卓青飏低下头,忙道:“云兄弟,别再打趣我了。”
他偷瞧一眼青螺,见她独立一旁,那个身影,像极了当初的半夜,卓青飏苏醒过来,透窗看到的月亮地下的单薄样子。
今日再见到她,那样清冷的神色,那样孤寂的背影,让卓青飏恍惚又回到了那天的夜晚,他们还是初见。
“这样的道理,你怎么不明白?”
卓青飏忽然从脑海中冒出来这样的一句话,是他和青螺初见的那天,青螺出指点中他的穴道,对他柔声说的。
也许,从那一天开始,这一句有些埋怨和责怪的嘱咐,便种植在了卓青飏的心中。
云篆见卓青飏满脸陶醉,道:“你这个样子,定是被我说中了。
卓大哥,你放心,我今天非要为你请到彩笺姑娘不可。”
云篆见古砚迟迟没有出来,自己便也起身走进漱玉坊。
那漱玉坊,相比较旁边伫立的春柔居,的确是显得小多了,不过布置得倒也典雅,堂中多有书法字画,云篆一走进去,便觉得有些书卷气扑面而来。
古砚见云篆进来,丧气地道:“说是彩笺姑娘今早刚回来,正在歇息,不便见客。”
云篆见那穿红着绿的鸨母满脸傲气,正要说话。
那鸨母就道:“免开尊口。
都说了彩笺刚刚回来,你听不懂吗?不信你看你看,轿子还停在门外边,朝廷的季大人亲自送回来的。”

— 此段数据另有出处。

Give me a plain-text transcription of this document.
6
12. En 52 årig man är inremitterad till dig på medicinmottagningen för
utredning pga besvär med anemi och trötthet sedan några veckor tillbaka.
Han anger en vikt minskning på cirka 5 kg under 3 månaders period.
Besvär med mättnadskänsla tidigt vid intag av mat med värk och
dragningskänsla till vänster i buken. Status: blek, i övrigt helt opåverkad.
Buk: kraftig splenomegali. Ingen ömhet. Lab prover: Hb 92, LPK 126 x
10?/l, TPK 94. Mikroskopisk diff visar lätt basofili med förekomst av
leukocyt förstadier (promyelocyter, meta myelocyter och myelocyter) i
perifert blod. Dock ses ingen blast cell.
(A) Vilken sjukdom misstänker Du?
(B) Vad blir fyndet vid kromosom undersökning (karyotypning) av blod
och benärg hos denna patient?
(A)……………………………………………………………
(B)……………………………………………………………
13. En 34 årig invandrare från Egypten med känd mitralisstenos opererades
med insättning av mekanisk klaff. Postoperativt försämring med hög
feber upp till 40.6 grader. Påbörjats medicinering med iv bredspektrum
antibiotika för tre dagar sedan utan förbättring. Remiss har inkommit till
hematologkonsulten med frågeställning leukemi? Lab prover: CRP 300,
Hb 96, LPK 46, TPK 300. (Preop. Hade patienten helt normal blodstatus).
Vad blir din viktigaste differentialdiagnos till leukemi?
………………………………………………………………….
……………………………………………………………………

正说着,从堂中后门款款走进来一个人,见了云篆和古砚,显是一惊,裙下双足不由地退了小小一步,众人尚不经意,她便神色自若了,朝着云篆和古砚点点头,双目如秋波荡漾,柔婉一笑。
云篆一看正是彩笺,便要上前。
鸨母行动更快,挡在云篆身前,道:“彩笺姑娘不会陪你们的。
我给你们安排尺素和锦屏,都是个顶个儿的好,模样也俊,也会歌舞。”
云篆先是对彩笺施了一礼,道:“彩笺姑娘,在下是留云庄的少庄主,姓云名篆,字意远。
其实之前在神农山庄与姑娘有过一面之缘的。”
云篆见彩笺似乎思考一下,道:“就是楚老庄主家宴那一晚,你想起来了,对不对?”
彩笺道:“是的。
但不知云公子此来,所为何事?”
云篆道:“我和几位好友想要在这北湖泛舟,想请姑娘前来,谈天说地。
我们几人,你大约都是见过的,古砚、卓大哥,还有青螺姑娘。
哦,对了,还有卓大哥的师兄。”
鸨母叫嚣道:“你这个外乡人,彩笺姑娘,什么名声,你不知道吗?”
彩笺沉思一下,道:“妈妈,难得是故交,我也想去湖上吹吹风。
容我去更衣。”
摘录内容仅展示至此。